The connection between mutation burden and survival revealed to be very substantial and clearly separated the survival outcomes even between two patients with same cancer kind, stage, and grade under modeling that instead accurately suited the real data.
“As a pathologist it is gratifying to see that the prognostic power of the microscope is enhanced by the genetic analysis of the cancer,” said study author Fritz Parl, MD, Ph.D., recently retired professor of Pathology, Microbiology, and Immunology. “The types of tumor mutations that proved to be predictive included pathogenic substitutions and insertion-deletions, as well as copy number alterations.”

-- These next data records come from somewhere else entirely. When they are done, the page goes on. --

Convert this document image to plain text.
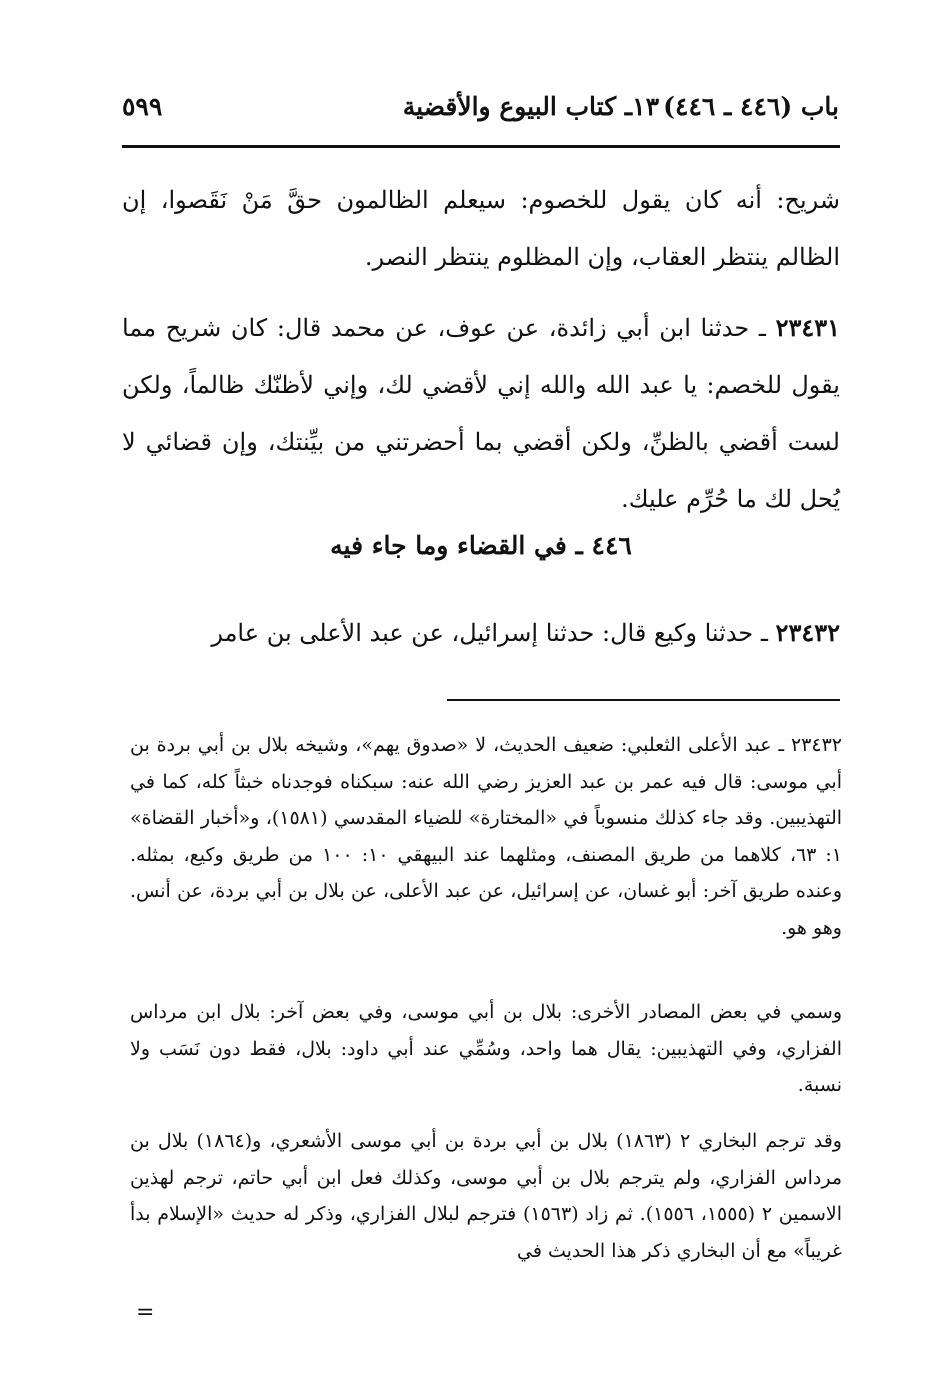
باب (٤٤٦ ـ ٤٤٦)
١٣ـ كتاب البيوع والأقضية
٥٩٩

شريح: أنه كان يقول للخصوم: سيعلم الظالمون حقَّ مَنْ نَقَصوا، إن الظالم ينتظر العقاب، وإن المظلوم ينتظر النصر.

٢٣٤٣١ ـ حدثنا ابن أبي زائدة، عن عوف، عن محمد قال: كان شريح مما يقول للخصم: يا عبد الله والله إني لأقضي لك، وإني لأظنّك ظالماً، ولكن لست أقضي بالظنِّ، ولكن أقضي بما أحضرتني من بيِّنتك، وإن قضائي لا يُحل لك ما حُرِّم عليك.

٤٤٦ ـ في القضاء وما جاء فيه

٢٣٤٣٢ ـ حدثنا وكيع قال: حدثنا إسرائيل، عن عبد الأعلى بن عامر

٢٣٤٣٢ ـ عبد الأعلى الثعلبي: ضعيف الحديث، لا «صدوق يهم»، وشيخه بلال بن أبي بردة بن أبي موسى: قال فيه عمر بن عبد العزيز رضي الله عنه: سبكناه فوجدناه خبثاً كله، كما في التهذيبين. وقد جاء كذلك منسوباً في «المختارة» للضياء المقدسي (١٥٨١)، و«أخبار القضاة» ١: ٦٣، كلاهما من طريق المصنف، ومثلهما عند البيهقي ١٠: ١٠٠ من طريق وكيع، بمثله. وعنده طريق آخر: أبو غسان، عن إسرائيل، عن عبد الأعلى، عن بلال بن أبي بردة، عن أنس. وهو هو.

وسمي في بعض المصادر الأخرى: بلال بن أبي موسى، وفي بعض آخر: بلال ابن مرداس الفزاري، وفي التهذيبين: يقال هما واحد، وسُمِّي عند أبي داود: بلال، فقط دون نَسَب ولا نسبة.

وقد ترجم البخاري ٢ (١٨٦٣) بلال بن أبي بردة بن أبي موسى الأشعري، و(١٨٦٤) بلال بن مرداس الفزاري، ولم يترجم بلال بن أبي موسى، وكذلك فعل ابن أبي حاتم، ترجم لهذين الاسمين ٢ (١٥٥٥، ١٥٥٦). ثم زاد (١٥٦٣) فترجم لبلال الفزاري، وذكر له حديث «الإسلام بدأ غريباً» مع أن البخاري ذكر هذا الحديث في

=
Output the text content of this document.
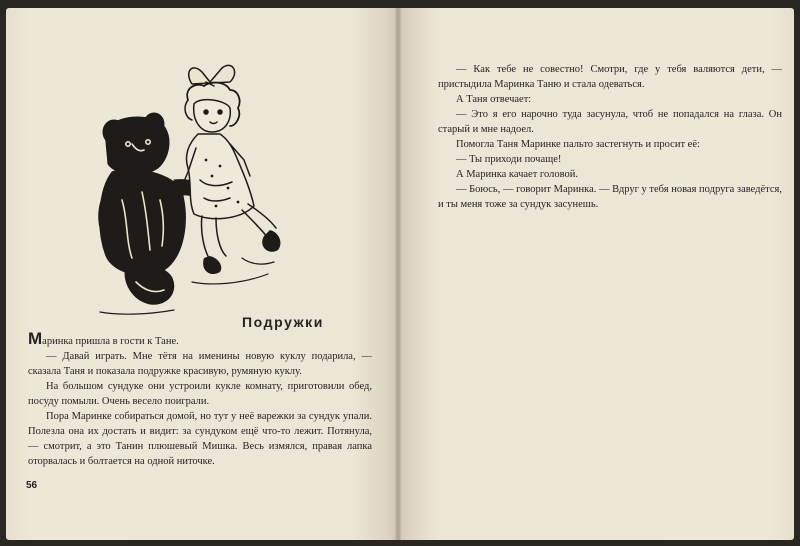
Подружки

Маринка пришла в гости к Тане.

— Давай играть. Мне тётя на именины новую куклу подарила, — сказала Таня и показала подружке красивую, румяную куклу.

На большом сундуке они устроили кукле комнату, приготовили обед, посуду помыли. Очень весело поиграли.

Пора Маринке собираться домой, но тут у неё варежки за сундук упали. Полезла она их достать и видит: за сундуком ещё что-то лежит. Потянула, — смотрит, а это Танин плюшевый Мишка. Весь измялся, правая лапка оторвалась и болтается на одной ниточке.

56

— Как тебе не совестно! Смотри, где у тебя валяются дети, — пристыдила Маринка Таню и стала одеваться.

А Таня отвечает:

— Это я его нарочно туда засунула, чтоб не попадался на глаза. Он старый и мне надоел.

Помогла Таня Маринке пальто застегнуть и просит её:

— Ты приходи почаще!

А Маринка качает головой.

— Боюсь, — говорит Маринка. — Вдруг у тебя новая подруга заведётся, и ты меня тоже за сундук засунешь.
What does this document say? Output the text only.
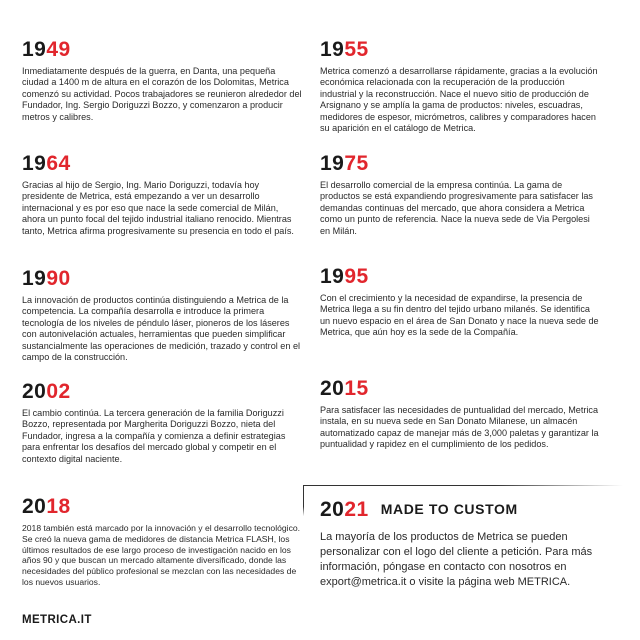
1949

Inmediatamente después de la guerra, en Danta, una pequeña ciudad a 1400 m de altura en el corazón de los Dolomitas, Metrica comenzó su actividad. Pocos trabajadores se reunieron alrededor del Fundador, Ing. Sergio Doriguzzi Bozzo, y comenzaron a producir metros y calibres.

1955

Metrica comenzó a desarrollarse rápidamente, gracias a la evolución económica relacionada con la recuperación de la producción industrial y la reconstrucción. Nace el nuevo sitio de producción de Arsignano y se amplía la gama de productos: niveles, escuadras, medidores de espesor, micrómetros, calibres y comparadores hacen su aparición en el catálogo de Metrica.

1964

Gracias al hijo de Sergio, Ing. Mario Doriguzzi, todavía hoy presidente de Metrica, está empezando a ver un desarrollo internacional y es por eso que nace la sede comercial de Milán, ahora un punto focal del tejido industrial italiano renocido. Mientras tanto, Metrica afirma progresivamente su presencia en todo el país.

1975

El desarrollo comercial de la empresa continúa. La gama de productos se está expandiendo progresivamente para satisfacer las demandas continuas del mercado, que ahora considera a Metrica como un punto de referencia. Nace la nueva sede de Via Pergolesi en Milán.

1990

La innovación de productos continúa distinguiendo a Metrica de la competencia. La compañía desarrolla e introduce la primera tecnología de los niveles de péndulo láser, pioneros de los láseres con autonivelación actuales, herramientas que pueden simplificar sustancialmente las operaciones de medición, trazado y control en el campo de la construcción.

1995

Con el crecimiento y la necesidad de expandirse, la presencia de Metrica llega a su fin dentro del tejido urbano milanés. Se identifica un nuevo espacio en el área de San Donato y nace la nueva sede de Metrica, que aún hoy es la sede de la Compañía.

2002

El cambio continúa. La tercera generación de la familia Doriguzzi Bozzo, representada por Margherita Doriguzzi Bozzo, nieta del Fundador, ingresa a la compañía y comienza a definir estrategias para enfrentar los desafíos del mercado global y competir en el contexto digital naciente.

2015

Para satisfacer las necesidades de puntualidad del mercado, Metrica instala, en su nueva sede en San Donato Milanese, un almacén automatizado capaz de manejar más de 3,000 paletas y garantizar la puntualidad y rapidez en el cumplimiento de los pedidos.

2018

2018 también está marcado por la innovación y el desarrollo tecnológico. Se creó la nueva gama de medidores de distancia Metrica FLASH, los últimos resultados de ese largo proceso de investigación nacido en los años 90 y que buscan un mercado altamente diversificado, donde las necesidades del público profesional se mezclan con las necesidades de los nuevos usuarios.

2021 MADE TO CUSTOM

La mayoría de los productos de Metrica se pueden personalizar con el logo del cliente a petición. Para más información, póngase en contacto con nosotros en export@metrica.it o visite la página web METRICA.

METRICA.IT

The Food and Drug Administration has currently approved a high tumor mutation burden as an indication for the use of immunotherapies. In that context, the metric indicates neo-antigen burden, or how foreign a tumor seems to the patient’s immune system. However, because the Pan-Cancer Atlas data predates immunotherapies, this therapy development is not a factor in patients with high tumor mutation burdens living longer lives.
“The discovery reveals that measure of tumor mutation burden could have a far broader indication: stratifying patients at the time of initial treatment decisions—analogously to the traditional use of stage and grade,” said study author Jeffrey Smith, MD, Ph.D., associate professor of Medicine.
The study discovered that the burden of genome mutations is a major predictor of cancer outcome. The authors present a web-based application that doctors and researchers can use to make clinical trial design and patient care decisions.